For especially vulnerable migrant families like Mimi’s and Mamaway’s, the local church is working in overdrive during this pandemic to:
- regularly deliver food parcels including things like rice, canned fish, cooking oil, eggs, dried foods and more, with a budget of CAD $42 per family.
- cover costs for travel expenses, like for Mimi’s husband to travel back and forth from medical appointments
- provide essential household sanitation supplies and hygiene supplies to keep families healthy
- make sure no family feels alone by administering regular socially distant visits, prayer times and times of encouragement from church staff and local pastors
And though the local church in Thailand has been a steady presence for migrant families during the pandemic, they have been walking with these families long before, too.

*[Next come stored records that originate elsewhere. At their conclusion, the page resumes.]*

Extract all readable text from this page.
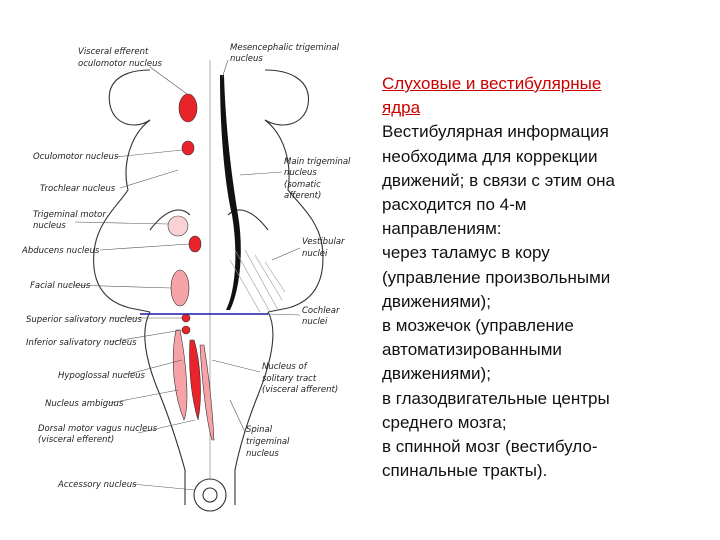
Visceral efferent
oculomotor nucleus
Mesencephalic trigeminal
nucleus
Oculomotor nucleus
Trochlear nucleus
Trigeminal motor
nucleus
Abducens nucleus
Facial nucleus
Superior salivatory nucleus
Inferior salivatory nucleus
Hypoglossal nucleus
Nucleus ambiguus
Dorsal motor vagus nucleus
(visceral efferent)
Accessory nucleus
Main trigeminal
nucleus
(somatic
afferent)
Vestibular
nuclei
Cochlear
nuclei
Nucleus of
solitary tract
(visceral afferent)
Spinal
trigeminal
nucleus
Слуховые и вестибулярные
ядра
Вестибулярная информация
необходима для коррекции
движений; в связи с этим она
расходится по 4-м
направлениям:
через таламус в кору
(управление произвольными
движениями);
в мозжечок (управление
автоматизированными
движениями);
в глазодвигательные центры
среднего мозга;
в спинной мозг (вестибуло-
спинальные тракты).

“The project has always helped us with transporting my children to school, school uniforms, storage to keep my children’s clothes and mattresses,” says Mamaway’s mom, Nawkey.
“Without the project, I wouldn’t have the opportunity to go to school, I wouldn’t have support for nutrition and the encouragement that keeps me joyful,” says Mamaway.
As for Mimi, her kids have found a place of safety, comfort and provision at their Compassion centre, even amidst their father’s battle with leprosy.
“My daughter says that when COVID-19 is gone, the first thing she wants to do is to go back to school. She says she misses going to the project. She misses all of you and she misses playing games with her friends and dancing to the songs together,” says Mimi.
It’s through God’s grace and the generosity of the Body of Christ around the world that our local church partners in Thailand and beyond can allow migrant families to be seen, cared for and loved without boundaries. And though we have seen such freedom and joy come from walking with these families before and during COVID-19, we also know there are still hundreds of thousands of other migrant families who need desperate help in these times.